Samstag, 29. September 2012

Zündfunke (Rundfunkandacht) am Samstag, dem 29. September 2012

Guten Morgen, liebe Hörerinnen und Hörer,

der 29. September ist in manchen Landstrichen noch als Michaelistag bekannt: Gedenktag des Erzengels Michael und aller Engel.


Eigentlich wissen wir nicht so richtig viel über den Erzengel Michael und die anderen Engel. Die Auskünfte in der Bibel sind spärlich. Nur selten werden uns Engel überhaupt namentlich vorgestellt. Gabriel kennen wir noch, dessen wichtigster Job es war, der Jungfrau Maria ihre Schwangerschaft und die kommende Geburt Jesu anzukündigen.


Michael taucht erst in den ganz späten Schriften des Alten Testaments auf, in den apokalyptischen Visionen Daniels und dann wieder in den apokalyptischen Visionen des Sehers Johannes am Ende des Neuen Testaments.
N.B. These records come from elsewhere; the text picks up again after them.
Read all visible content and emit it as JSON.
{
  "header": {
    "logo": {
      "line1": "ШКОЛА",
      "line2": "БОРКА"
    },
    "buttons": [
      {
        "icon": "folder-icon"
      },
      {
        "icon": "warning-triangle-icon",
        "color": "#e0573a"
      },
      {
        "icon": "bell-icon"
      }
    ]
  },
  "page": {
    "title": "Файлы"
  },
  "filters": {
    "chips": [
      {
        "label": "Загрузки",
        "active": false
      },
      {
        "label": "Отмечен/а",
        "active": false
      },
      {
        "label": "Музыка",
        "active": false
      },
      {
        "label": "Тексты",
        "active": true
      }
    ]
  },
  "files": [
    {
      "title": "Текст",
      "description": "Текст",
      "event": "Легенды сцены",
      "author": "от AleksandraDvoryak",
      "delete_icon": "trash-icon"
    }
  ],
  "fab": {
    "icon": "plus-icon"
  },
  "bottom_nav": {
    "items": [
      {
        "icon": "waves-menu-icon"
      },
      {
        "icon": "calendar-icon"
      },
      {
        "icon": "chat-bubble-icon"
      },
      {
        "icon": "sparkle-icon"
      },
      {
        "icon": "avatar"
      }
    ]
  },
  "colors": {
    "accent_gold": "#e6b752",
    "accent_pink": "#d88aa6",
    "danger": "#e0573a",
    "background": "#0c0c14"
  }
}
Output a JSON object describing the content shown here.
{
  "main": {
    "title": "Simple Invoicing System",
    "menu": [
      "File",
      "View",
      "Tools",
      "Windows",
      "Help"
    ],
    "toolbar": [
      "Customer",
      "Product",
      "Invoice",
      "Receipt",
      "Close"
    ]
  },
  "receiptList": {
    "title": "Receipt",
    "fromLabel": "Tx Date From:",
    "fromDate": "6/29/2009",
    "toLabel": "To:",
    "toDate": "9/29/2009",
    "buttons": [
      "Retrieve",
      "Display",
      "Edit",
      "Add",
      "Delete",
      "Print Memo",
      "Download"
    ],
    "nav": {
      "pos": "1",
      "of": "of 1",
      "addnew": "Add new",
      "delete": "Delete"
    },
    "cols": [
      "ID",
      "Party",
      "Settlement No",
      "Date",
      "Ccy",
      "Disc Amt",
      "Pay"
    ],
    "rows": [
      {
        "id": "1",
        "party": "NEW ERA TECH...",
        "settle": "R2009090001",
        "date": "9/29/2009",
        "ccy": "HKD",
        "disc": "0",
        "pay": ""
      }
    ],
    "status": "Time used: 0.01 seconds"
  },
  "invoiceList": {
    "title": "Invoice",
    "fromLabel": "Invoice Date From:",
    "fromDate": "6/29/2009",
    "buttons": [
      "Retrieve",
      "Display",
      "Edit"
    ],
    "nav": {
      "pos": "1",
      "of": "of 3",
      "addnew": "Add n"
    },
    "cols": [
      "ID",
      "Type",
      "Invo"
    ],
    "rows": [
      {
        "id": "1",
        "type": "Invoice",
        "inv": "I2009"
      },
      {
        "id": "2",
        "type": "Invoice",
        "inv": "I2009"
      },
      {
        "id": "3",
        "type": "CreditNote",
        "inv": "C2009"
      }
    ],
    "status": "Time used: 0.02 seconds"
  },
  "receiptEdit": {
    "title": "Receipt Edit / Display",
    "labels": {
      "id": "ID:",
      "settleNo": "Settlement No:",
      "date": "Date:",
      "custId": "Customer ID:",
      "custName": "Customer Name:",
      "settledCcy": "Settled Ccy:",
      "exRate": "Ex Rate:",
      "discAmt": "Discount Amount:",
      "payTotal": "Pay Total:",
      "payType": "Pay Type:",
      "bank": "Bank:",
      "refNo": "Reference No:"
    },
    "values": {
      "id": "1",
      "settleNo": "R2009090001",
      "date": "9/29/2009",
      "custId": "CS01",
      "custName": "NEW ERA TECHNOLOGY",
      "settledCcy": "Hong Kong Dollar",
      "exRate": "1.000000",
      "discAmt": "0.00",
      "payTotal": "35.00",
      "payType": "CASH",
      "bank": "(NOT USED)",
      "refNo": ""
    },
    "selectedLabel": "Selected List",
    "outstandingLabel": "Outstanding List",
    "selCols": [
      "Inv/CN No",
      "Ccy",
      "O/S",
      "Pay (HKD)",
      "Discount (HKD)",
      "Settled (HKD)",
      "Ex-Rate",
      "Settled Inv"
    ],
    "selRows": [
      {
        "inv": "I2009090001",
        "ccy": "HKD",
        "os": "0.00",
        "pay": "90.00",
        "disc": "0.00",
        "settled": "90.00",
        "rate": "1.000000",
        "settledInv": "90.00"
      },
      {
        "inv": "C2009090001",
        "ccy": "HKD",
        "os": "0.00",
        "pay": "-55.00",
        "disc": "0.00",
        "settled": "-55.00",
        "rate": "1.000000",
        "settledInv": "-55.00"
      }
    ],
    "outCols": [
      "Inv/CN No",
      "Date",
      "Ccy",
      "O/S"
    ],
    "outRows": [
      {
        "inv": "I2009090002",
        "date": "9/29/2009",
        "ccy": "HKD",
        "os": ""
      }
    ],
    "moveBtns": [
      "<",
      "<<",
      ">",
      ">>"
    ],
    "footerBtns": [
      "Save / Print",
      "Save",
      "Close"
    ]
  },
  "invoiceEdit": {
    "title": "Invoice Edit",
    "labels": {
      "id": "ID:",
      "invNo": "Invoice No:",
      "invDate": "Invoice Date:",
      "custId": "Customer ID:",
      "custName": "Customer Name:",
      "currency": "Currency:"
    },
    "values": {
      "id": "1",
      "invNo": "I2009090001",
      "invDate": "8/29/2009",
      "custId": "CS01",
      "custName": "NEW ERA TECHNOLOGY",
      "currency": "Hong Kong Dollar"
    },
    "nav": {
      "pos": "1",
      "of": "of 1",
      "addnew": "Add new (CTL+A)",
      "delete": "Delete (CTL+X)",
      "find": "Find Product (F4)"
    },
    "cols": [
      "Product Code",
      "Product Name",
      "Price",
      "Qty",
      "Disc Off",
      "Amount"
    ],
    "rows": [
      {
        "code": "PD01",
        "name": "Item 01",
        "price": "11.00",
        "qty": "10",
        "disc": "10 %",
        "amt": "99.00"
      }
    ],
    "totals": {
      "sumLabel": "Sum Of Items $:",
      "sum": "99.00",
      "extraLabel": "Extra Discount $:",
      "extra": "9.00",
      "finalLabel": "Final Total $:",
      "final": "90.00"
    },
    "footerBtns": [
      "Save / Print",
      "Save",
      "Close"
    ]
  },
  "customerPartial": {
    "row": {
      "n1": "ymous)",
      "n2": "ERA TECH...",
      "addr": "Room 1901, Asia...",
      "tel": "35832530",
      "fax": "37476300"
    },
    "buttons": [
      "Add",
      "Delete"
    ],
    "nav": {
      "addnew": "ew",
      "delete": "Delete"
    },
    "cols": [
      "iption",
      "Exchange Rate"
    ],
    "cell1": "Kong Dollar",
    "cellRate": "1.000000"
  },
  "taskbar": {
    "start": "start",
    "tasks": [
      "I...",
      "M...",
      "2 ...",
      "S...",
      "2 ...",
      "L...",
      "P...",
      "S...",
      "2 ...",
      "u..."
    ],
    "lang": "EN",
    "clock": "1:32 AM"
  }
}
Darin wird davon erzählt, wie Michael und die Engel Gottes gegen den als Drachen vorgestellten Satan und seine Engel kämpfen und siegen und ihn aus dem Himmel hinauswerfen.


Der Erzengel Michael ist gewissermaßen der himmlische Vorkämpfer für die unantastbare Ehre und Einzigkeit Gottes: Wer ist wie Gott? – das ist die Bedeutung seines hebräischen Namens.


Nein, eigentlich wissen wir nicht so richtig viel über ihn und die anderen Engel. Das hat die Menschen nicht gehindert, im Gegenteil, hat sie darin beflügelt, um so mehr Vorstellungen und Fantasien über die Engelwelt zu entwickeln. Inzwischen sind Engel so populär, dass sich manches, was über Engel so erzählt wird, völlig vom Glauben an Gott abgelöst hat.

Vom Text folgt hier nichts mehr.